Saturday, July 2, 2016

Mud into Clay

Brexit and Gary Johnson have done things to challenge my outlook on voting, campaigns, and elections. Particularly, when it comes to the choice of participation, or how to participate. I hold an aversion to participation for a number of reasons, but as a result of these two topics I'm questioning how effective this tactic is when it comes to moving the discussion and action toward liberty.


It all comes back to Rothbard, as it always does. Murray had it right, our victories aren't necessarily in the results of elections. After all, nothing says that Brexit will actually happen. It's still waiting for a line up of rubber stamps and statist bureaucracies before the idea becomes tangible: In this process, there are multiple means to halt this from happening. We can't rely on the State to give liberty any approval.

While I'd be delighted to see the vote transferred to action tonight, tomorrow or in two months, in the grand scheme this isn't as important to me as seeing Sixteen Million people say "No, goodbye". A war of ideas was won, reminiscent of the Rothbard method of education and persuasion. I don't insist these same Sixteen Million people are libertarians, but this same group chose to remove a very large apparatus of control from their day to day governance. Two weeks ago this was the stuff of imagination, now it's what's put a smile on my face for over a week!

What followed was sections of the Bremain camp wanting to secede from the United Kingdom. As of this writing, there are movements in Northern Ireland, Scotland and London emboldened by the vote to further decentralize the UK. Though their motives are blatantly unlibertarian, Libertarians can still take heart. Freedom of Association and Secession aren't relegated to the dark corners of political discourse anymore. These aren't limited to the planks of Libertarian theory, these are now very human issues.

Don't take my word for it. Even California, socialist utopia of the west, boasts a small but budding secession movement that's since been emboldened by Brexit. No longer can the talking heads insist that secession and decentralization are the movements of racists, xenophobes, or fringe elements - lest they spite the poster children that comprise their power base.

The Elite has been painted into a corner as a result of Brexit. Even Obama has to use alternative language to maintain credibility in the conversation. A quote, from an interview on NPR:

"Mr. Trump embodies global elites and has taken full advantage of it his entire life," the president said. "So, he's hardly a spokesperson, a legitimate spokesperson, for a populist surge of working-class people on either side of the Atlantic."

Right, wrong, or otherwise isn't the point of this writing and citation. The State felt compelled to use anti-state language in an anti Global Elite context to keep it's place at the round table. The elders among us may correct me, but I can't recall a moment in recent history where this has happened.
The poltergeist of Lincolnism has been pointed out in the Haunted House of political discourse. The exorcist has been notified and may be on his way.

Gary Johnson:

I'll avoid restating what I've said already about the Libertarian that wasn't, you can read it here. But the rise of Johnson as the face of Libertarianism for the past two election cycles has me questioning my arm chair stance. Since I wrote my critique, Johnson only seems to get worse.
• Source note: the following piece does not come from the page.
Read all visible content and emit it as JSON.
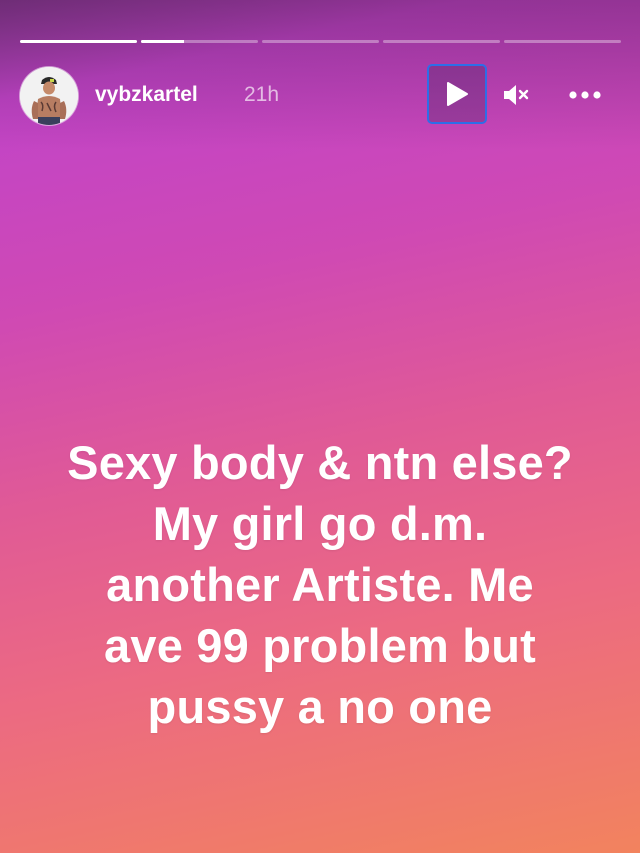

Kristol is interested in supporting Johnson.* 

That's interesting. I'd wager this has more to do with #NeverTrump than it does with favoring Johnson or Libertarianism, and likely motivated by supporting Hillary without overtly saying so. Despite this, when has Kristol ever given a second thought to Libertarians? This says more about Johnson than it does anything else. Anything that makes the likes of Kristol feel safe likely does little for liberty.

If the Libertarian Town Hall is any indication, Johnson would be right at home campaigning as a centrist Republican or Democrat.*

All of this, in the post Ron Paul age. Disappointing is an understatement.


While I obviously can't speak for everyone and I'm certain there was a presence, where was the Libertarian Wing of the Libertarian Party? Rightfully so, there's an aversion to participating in this process. The very nature of Democratic action is a violation of the non aggression principle.

But like Ron Paul, we don't have to become part of the game as a stakeholder in the outcome. Education and changing the conversation are infinitely more important. Even if Johnson was the Libertarian Savant, putting libertarian application into an existing apparatus of Statism is likely to yield little for liberty. Avoiding the Statist's chosen arena seems to do even less.

The results of both Brexit and the Libertarian nomination are challenging to my non-participation stance. If we'd like to effect the conversation, taking one step back out of the discourse doesn't help our cause. It gives the State a chance to take two steps forward. Which it did, the faces of liberty are Johnson and Weld. Did a non participation stance yield this result?

If ever there was a moment to inject unfiltered ideas of liberty into the conversation, it was this election cycle. Nuts to me for not participating. Maybe I'm off base, and I'd welcome some criticism to tell me why.

*Credit for these citations rests with Robert Wenzel and Justin Raimondo. Thanks to you both!